The mission provided an opportunity for about 70 experiments in areas ranging from material science to biology. Scientists inside Spacelab either tested specimens to evaluate their behavior in zero gravity or used the laboratory as a platform from which to take measurements of the Earth or its atmosphere.
Researchers are particularly pleased with results from instruments that scanned the upper part of the atmosphere as Spacelab orbited the Earth. In these experiments, coordinated by Utah State University and the Institut d'Aeronomie Spatiale de Belgique in Brussels, scientists made the first detailed measurements of trace gases found in the atmosphere between 25 and 60 miles above the Earth. Before the flight, researchers had only a poor understanding of this part of the atmosphere.
The Spacelab hardware obtained readings of gases such as methane, carbon dioxide, carbon monoxide, and ozone. By repeating the experiments on later Spacelab flights, scientists may be able to keep track of gaseous pollutants and build up models for the ways in which the materials disperse naturally through the atmosphere.
Workers may also find they can monitor in detail variations in the ozone layer.

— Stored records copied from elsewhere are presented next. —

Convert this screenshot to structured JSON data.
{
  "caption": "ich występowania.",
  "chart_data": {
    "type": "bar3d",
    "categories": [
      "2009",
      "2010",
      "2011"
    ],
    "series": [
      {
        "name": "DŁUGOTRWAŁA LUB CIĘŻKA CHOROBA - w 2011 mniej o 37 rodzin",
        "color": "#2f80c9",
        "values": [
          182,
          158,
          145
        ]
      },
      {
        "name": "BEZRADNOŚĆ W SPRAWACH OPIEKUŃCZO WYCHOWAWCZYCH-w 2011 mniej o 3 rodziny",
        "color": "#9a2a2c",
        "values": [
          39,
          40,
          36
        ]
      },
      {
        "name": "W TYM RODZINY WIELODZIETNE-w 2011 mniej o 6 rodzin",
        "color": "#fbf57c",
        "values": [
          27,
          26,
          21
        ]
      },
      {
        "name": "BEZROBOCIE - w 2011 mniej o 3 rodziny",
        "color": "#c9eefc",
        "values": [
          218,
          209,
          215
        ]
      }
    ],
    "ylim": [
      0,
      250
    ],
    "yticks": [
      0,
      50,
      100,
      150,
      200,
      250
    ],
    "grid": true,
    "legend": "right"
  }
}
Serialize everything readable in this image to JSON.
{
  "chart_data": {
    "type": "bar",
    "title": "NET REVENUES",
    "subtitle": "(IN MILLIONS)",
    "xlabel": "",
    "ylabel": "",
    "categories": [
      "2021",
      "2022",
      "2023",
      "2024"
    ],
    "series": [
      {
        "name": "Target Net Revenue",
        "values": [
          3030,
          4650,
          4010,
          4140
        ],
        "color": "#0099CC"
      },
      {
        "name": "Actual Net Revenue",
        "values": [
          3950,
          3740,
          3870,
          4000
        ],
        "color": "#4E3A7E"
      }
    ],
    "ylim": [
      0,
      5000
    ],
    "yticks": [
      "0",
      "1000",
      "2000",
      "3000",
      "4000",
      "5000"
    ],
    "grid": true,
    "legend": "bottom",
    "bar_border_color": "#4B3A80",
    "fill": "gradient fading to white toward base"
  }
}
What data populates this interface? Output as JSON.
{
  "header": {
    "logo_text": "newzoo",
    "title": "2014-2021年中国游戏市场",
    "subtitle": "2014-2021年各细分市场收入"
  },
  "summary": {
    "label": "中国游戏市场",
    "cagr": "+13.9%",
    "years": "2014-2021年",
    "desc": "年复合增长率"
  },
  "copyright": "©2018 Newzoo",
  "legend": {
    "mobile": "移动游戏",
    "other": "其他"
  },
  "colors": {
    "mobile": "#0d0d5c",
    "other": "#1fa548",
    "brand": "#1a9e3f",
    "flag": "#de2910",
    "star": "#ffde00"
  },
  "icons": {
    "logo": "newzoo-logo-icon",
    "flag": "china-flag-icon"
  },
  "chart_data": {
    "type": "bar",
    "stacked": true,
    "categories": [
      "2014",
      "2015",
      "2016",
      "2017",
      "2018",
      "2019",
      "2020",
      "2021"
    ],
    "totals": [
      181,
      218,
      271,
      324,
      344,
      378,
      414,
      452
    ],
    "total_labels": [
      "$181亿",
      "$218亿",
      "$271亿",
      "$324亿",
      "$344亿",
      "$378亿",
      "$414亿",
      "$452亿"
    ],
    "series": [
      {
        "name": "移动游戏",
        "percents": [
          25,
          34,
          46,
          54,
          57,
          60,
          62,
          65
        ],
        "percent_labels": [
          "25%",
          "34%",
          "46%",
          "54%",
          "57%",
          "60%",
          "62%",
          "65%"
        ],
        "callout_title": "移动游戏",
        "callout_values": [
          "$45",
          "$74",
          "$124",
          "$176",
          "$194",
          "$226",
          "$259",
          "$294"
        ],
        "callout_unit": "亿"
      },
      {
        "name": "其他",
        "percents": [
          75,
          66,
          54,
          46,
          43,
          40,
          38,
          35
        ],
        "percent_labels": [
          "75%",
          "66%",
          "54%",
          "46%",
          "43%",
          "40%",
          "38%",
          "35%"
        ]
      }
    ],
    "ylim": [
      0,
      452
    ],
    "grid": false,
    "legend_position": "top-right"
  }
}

Any changes in this layer may affect life on Earth as the gas acts as a barrier to harmful rays from the sun.
In another study, workers from the University of Freiburg, West Germany, organized an experiment to grow large protein crystals of the kind used as biochemical catalysts. On Earth, it is difficult to extract such crystals from solutions - thermal effects not present in the zero gravity of space flight destroy the bonds before they can form properly. The researchers made crystals just a few millimeters in diameter. Even so, they are up to 1,000 times bigger than those made in Earth-bound laboratories.
The Freiburg workers also turned out silicon crystals to a far higher quality than that obtained on Earth. In the future, space laboratories could produce such materials in large quantities for high-performance silicon chips that are free from structural defects.
Scientists on Spacelab produced other results that could help in the design later this century of nuclear-fusion reactors to produce energy. From the laboratory, astronauts shot into space beams of electrons and then collected them, with the metal parts of the shuttle acting as a conductor.
Surprisingly, they found that the energy of the beam increased fivefold. Researchers think the electrons obtained the extra energy from the plasma, or ''soup'' of ionised gases, that is present at the altitude at which the shuttle flies. The plasma is similar to the ionized gases inside fusion reactors on engineers' drawing boards. Experiments of this kind could help researchers work out operating conditions for such hardware.
The Spacelab experiments also shed some light on ways to improve the health of astronauts while they are in space. People traveling above the atmosphere often say they suffer from severe illness during the first few days of their journey. The Spacelab workers think they have pinned this down on erratic behavior of the organ in people's ears responsible for their sense of balance.
In another experiment, scientists think they have discovered why people returning from space sometimes suffer from anemia. They believe that the weightless conditions of space fools the body into destroying more blood cells than is good for the astronaut's health.
The first Spacelab flight cost $350 million, including launch fees. But NASA thinks that in a few years, the cost of each mission could come down to as little as $75 million, as a result of better experience with using Spacelab and reduced launch costs. NASA hopes to fly Spacelab on average once a year, with the next mission, to concentrate on materials science, due this fall.